President's State of the Union will be closely watched in farm country.

Published on: Jan 24, 2012

President Obama's State of the Union address Tuesday will likely be as much about what Obama hopes to achieve in the next four years if re-elected as about the last four. American Farm Bureau Federation Executive Director Mark Maslyn says front and center for agriculture as the President prepares to make his State of the Union Address is a sound farm safety net.

"Given the limited resources of the Federal Government, what is the proper way to spend a dollar in building a safety net," Maslyn said. "We think that the appropriate role for the Federal Government is to be there in those instances where you have a severe catastrophic or deep loss that shakes the fundamental structure of the farm business as opposed to just a small downturn in revenue."

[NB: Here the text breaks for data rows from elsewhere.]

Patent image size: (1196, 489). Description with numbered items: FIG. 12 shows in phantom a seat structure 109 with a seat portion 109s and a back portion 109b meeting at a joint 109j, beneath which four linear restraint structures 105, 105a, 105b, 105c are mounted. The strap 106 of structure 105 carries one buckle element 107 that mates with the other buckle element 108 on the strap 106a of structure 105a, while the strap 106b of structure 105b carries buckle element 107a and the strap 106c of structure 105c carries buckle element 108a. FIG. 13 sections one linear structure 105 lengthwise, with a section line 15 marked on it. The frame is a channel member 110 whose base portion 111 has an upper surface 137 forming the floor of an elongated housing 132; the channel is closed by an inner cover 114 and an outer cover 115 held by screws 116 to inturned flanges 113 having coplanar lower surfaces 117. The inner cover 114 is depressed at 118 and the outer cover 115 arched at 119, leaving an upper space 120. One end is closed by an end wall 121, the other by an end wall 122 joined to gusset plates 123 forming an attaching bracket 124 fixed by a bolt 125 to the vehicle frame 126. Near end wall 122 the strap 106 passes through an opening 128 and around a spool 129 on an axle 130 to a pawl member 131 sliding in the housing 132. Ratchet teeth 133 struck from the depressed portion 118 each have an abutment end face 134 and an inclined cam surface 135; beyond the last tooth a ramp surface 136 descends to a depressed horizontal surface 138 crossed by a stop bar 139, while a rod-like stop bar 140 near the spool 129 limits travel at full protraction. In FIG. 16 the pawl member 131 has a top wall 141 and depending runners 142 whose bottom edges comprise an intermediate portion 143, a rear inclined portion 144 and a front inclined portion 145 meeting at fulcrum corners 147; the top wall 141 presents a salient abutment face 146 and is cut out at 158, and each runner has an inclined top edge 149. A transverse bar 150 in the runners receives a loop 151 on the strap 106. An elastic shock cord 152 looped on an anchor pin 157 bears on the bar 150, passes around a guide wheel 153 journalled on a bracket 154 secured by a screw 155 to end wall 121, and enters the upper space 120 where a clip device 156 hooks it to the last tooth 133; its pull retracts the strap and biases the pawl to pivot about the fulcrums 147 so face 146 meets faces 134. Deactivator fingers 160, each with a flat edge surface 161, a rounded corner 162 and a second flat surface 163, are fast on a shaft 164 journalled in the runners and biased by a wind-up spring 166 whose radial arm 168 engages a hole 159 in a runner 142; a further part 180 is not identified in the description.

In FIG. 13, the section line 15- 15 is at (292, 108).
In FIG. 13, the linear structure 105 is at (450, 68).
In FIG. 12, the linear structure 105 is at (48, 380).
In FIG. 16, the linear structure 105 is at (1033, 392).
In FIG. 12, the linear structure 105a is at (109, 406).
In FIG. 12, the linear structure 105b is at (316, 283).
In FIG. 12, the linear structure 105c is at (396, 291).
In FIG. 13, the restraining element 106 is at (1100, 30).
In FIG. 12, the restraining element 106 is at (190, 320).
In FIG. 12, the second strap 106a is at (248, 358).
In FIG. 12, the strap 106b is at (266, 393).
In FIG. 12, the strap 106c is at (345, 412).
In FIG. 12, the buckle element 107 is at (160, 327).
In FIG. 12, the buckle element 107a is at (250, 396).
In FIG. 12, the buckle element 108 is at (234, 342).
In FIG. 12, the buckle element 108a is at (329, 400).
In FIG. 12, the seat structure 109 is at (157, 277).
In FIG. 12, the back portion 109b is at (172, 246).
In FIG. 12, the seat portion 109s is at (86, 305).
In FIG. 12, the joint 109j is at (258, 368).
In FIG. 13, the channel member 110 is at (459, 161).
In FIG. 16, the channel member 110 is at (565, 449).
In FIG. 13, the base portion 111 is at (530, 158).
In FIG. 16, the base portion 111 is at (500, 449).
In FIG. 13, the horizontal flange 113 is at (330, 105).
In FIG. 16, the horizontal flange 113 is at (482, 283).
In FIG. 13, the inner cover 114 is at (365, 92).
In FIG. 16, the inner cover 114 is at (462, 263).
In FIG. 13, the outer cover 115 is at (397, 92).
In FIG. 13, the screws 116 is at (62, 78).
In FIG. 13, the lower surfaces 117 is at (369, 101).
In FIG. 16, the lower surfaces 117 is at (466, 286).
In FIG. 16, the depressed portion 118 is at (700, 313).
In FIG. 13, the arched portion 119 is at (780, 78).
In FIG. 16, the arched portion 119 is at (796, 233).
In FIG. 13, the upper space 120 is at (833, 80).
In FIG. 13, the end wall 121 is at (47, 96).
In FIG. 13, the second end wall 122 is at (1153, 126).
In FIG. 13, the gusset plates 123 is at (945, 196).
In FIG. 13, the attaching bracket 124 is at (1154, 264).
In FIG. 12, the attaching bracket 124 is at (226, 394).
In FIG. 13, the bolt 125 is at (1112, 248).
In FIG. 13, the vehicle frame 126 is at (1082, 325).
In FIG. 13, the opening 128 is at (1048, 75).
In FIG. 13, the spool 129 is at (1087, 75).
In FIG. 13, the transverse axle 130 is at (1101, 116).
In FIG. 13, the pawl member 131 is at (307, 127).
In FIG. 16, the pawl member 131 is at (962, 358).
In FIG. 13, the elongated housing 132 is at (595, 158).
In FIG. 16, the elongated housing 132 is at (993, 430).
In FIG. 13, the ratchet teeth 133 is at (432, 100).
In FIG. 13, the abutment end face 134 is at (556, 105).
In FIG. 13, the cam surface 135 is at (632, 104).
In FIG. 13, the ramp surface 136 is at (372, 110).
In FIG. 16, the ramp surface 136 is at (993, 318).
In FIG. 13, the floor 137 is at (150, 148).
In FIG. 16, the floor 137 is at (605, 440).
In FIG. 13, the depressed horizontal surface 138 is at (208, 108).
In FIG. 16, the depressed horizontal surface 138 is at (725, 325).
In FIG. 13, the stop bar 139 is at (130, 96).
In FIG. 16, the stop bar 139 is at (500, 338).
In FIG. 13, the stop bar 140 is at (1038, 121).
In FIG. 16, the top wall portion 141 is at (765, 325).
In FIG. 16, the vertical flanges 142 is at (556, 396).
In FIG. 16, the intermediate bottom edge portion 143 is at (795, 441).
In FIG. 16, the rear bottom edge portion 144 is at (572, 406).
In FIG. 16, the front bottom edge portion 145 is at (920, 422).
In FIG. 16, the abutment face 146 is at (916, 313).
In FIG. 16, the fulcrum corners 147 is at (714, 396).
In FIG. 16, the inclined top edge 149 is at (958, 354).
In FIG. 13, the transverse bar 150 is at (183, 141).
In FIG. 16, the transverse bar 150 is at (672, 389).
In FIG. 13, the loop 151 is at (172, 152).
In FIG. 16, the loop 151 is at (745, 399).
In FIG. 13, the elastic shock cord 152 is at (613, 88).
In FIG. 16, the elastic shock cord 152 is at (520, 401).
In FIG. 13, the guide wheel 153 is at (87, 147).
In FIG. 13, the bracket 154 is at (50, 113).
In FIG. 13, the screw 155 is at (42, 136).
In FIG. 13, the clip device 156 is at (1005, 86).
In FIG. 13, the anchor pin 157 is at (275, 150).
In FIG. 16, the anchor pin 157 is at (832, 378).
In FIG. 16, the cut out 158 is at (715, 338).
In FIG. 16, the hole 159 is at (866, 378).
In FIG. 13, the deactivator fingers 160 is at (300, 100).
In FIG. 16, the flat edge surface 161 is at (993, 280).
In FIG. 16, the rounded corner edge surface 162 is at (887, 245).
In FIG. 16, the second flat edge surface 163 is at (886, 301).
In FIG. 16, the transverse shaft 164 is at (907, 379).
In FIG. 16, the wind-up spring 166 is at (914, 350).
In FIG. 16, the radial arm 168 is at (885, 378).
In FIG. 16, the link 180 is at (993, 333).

Maslyn calls that the fundamental role of U.S. farm policy, to have a safety net that works not in good or even poor times, but in rare catastrophic times, the kind of deep loss coverage AFBF delegates endorsed at their recent annual conference.

Maslyn says if one of Washington's goals is to stimulate the economy, then easing back on the regulatory throttle ought to be an Obama Administration priority.

"We saw the President last year in his State of the Union address, specifically reference, the regulatory agenda and what he was doing to try to minimize it," Maslyn said. "Frankly we have not seen that; it has been a very aggressive regulatory agenda aimed at agriculture and this seems to be continuing."

Whether it's the XL Pipeline permit, water or climate change regulations or those affecting foreign guest workers, Maslyn says it's time to put politics aside and focus on real solutions . That may be tough in a highly-charged election year where deficit-reduction politics is so closely tied up with tax policy and extending key tax breaks, the estate and capital gains breaks and those for biofuels, wind and research.

"Last year was a very political year and this year is only going to get more political as we head toward the election," Maslyn said. "More and more people talk about a lame duck session and a lot of these difficult issues, including the farm bill, and deficit reduction and the debate on taxes being postponed until after the November '12 elections."

Maslyn says the large tax issues for ag can only be addressed if the Congress and White House work together, something they were hardly able to do last year.